Kalevi Aho: Violin Concerto, Cello Concerto - Kymi Sinfonietta, Olari Elts

Musikalisch packend, klanglich hochdifferenziert


Label/Verlag: BIS Records
Detailinformationen zum besprochenen Titel


Das jeweils zweite Konzert für Violine und Violoncello aus der Feder des finnischen Tondichters Kalevi Aho – optimal präsentiert von engagierten Interpreten.
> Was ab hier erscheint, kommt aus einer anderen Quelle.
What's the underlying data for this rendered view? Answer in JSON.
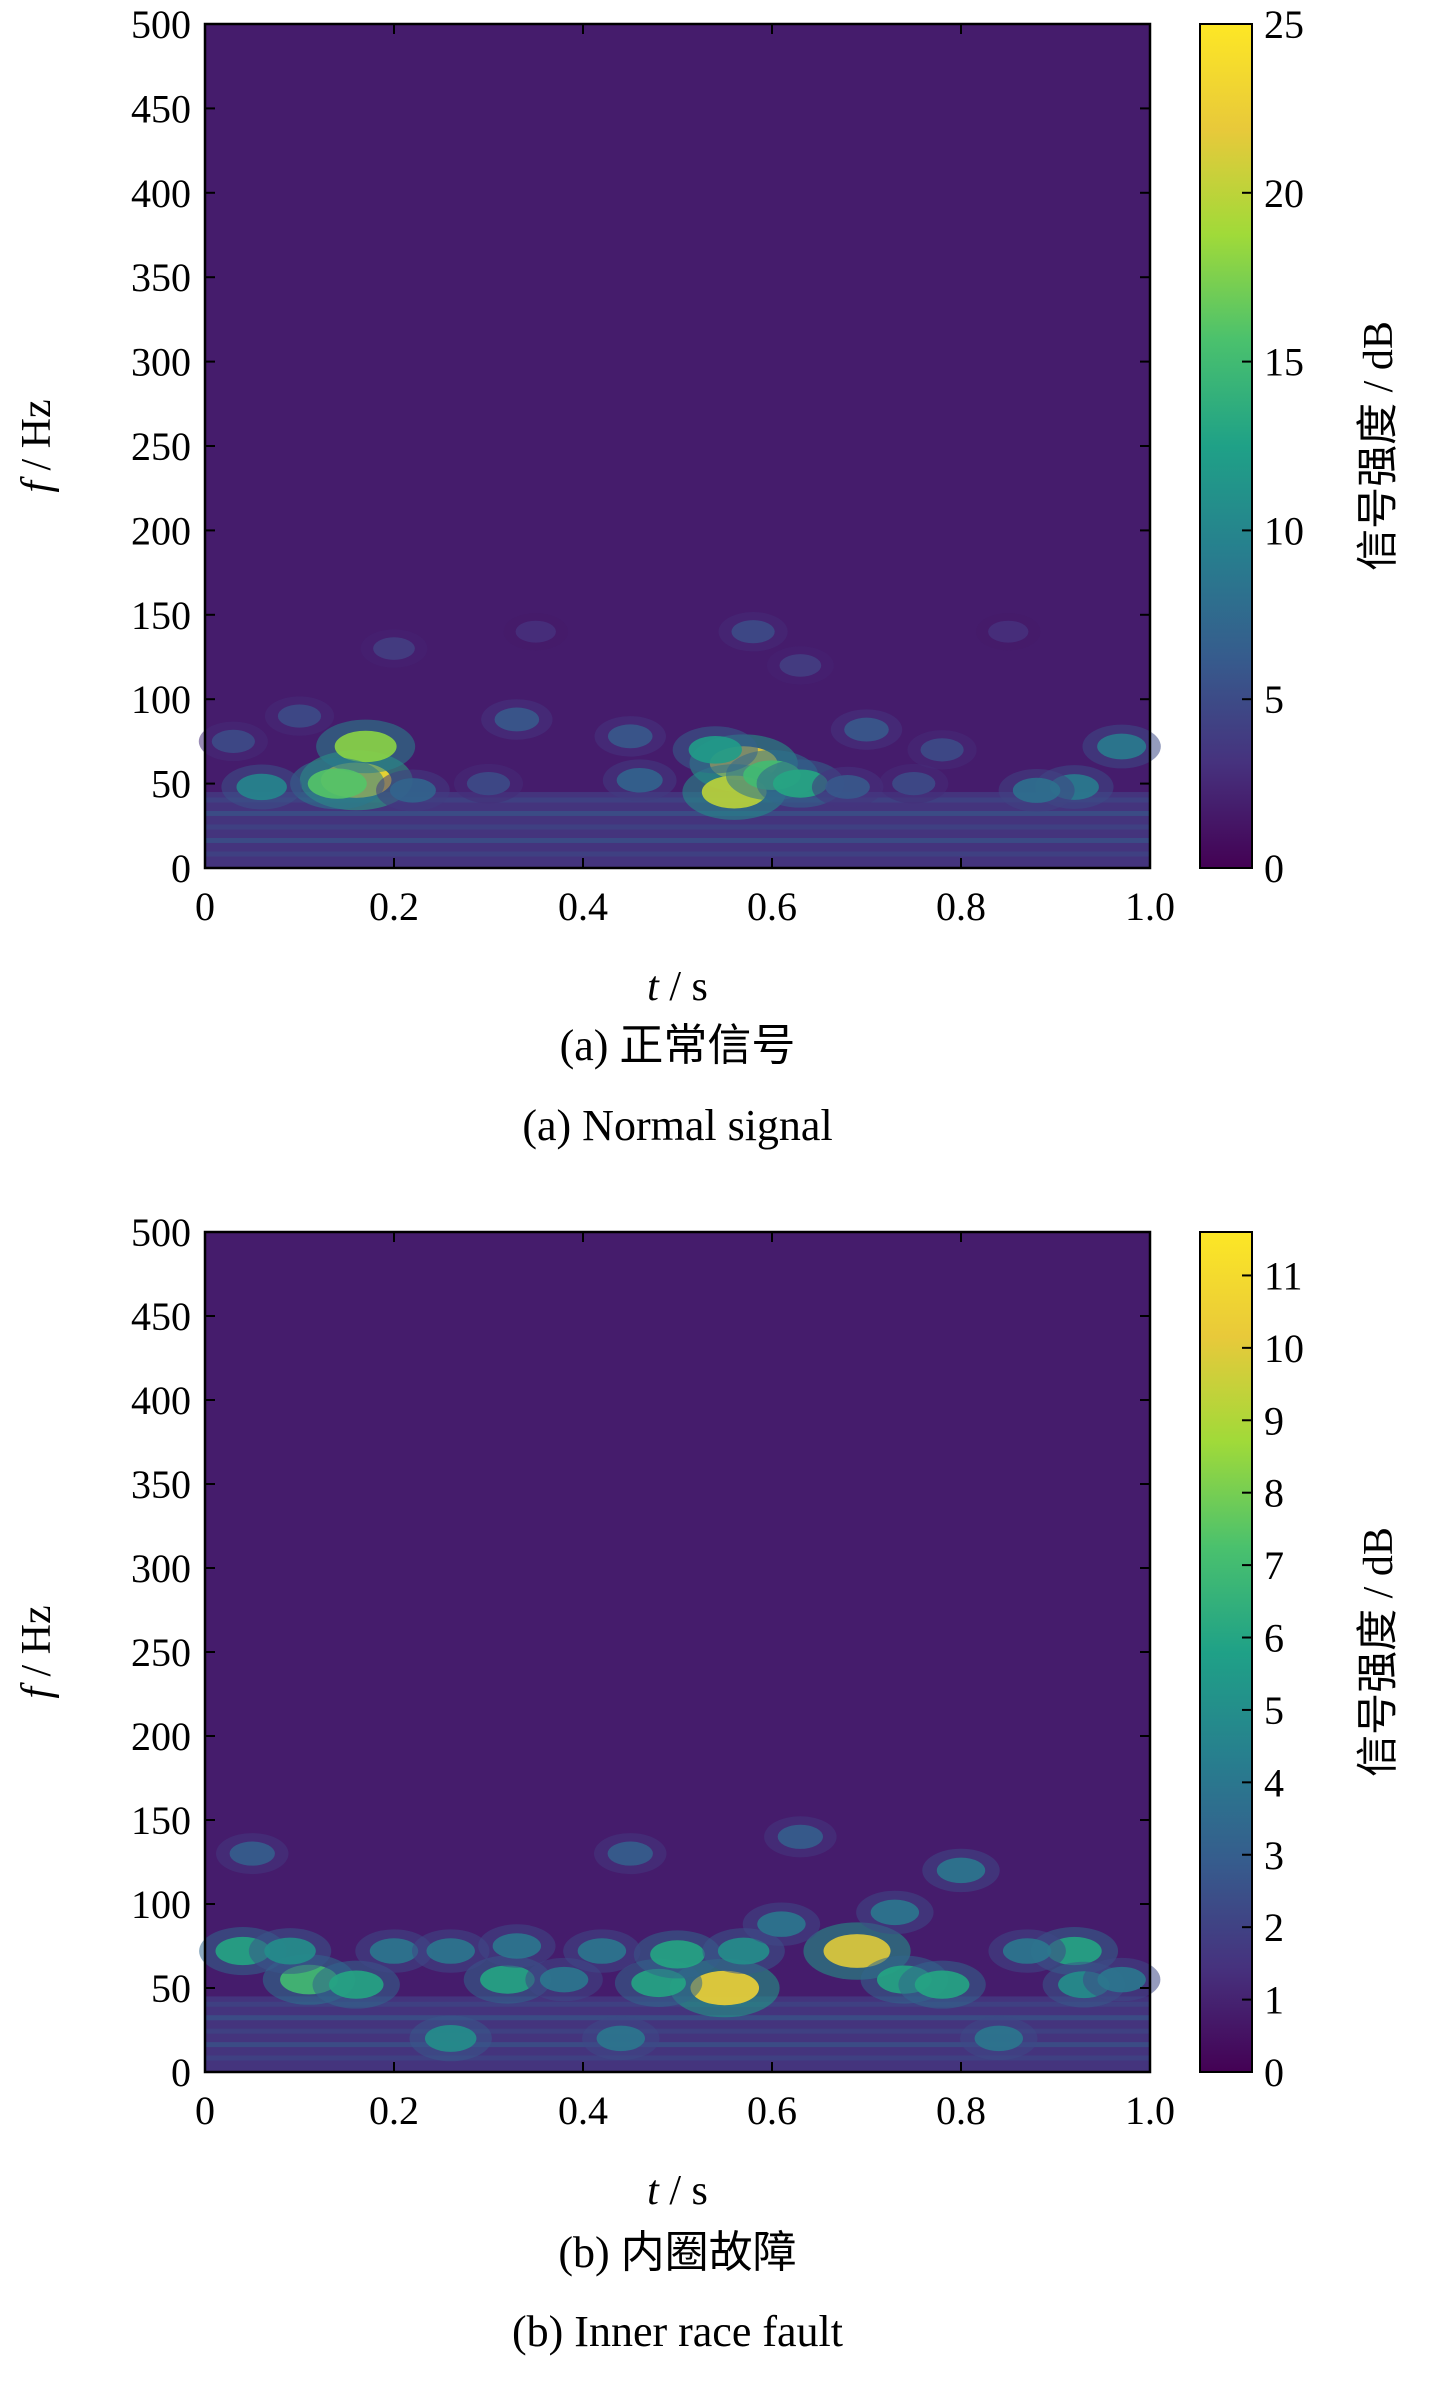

Insofern man den Rang eines Komponisten an den Namen der Interpreten, die sich für sein Werk engagieren, festmachen kann, darf der Finne Kalevi Aho zu den größten lebenden Tondichtern überhaupt gezählt werden. Insbesondere die Instrumentalkonzerte Ahos – für praktisch jedes Instrument existiert ein Konzert, für einige auch schon ein zweites – wurden und werden von der internationalen Elite gespielt, darunter die Flötistin Sharon Bezaly, der Klarinettist Martin Fröst und der Oboist Piet Van Bockstal. Ganz so etabliert sind die beiden Interpreten, die sich hier des (jeweils zweiten) Violin- und Violoncellokonzertes annehmen, noch nicht – doch auch die Violinistin Elina Vähälä und der Cellist Jonathan Roozeman besitzen einen klangvollen Namen.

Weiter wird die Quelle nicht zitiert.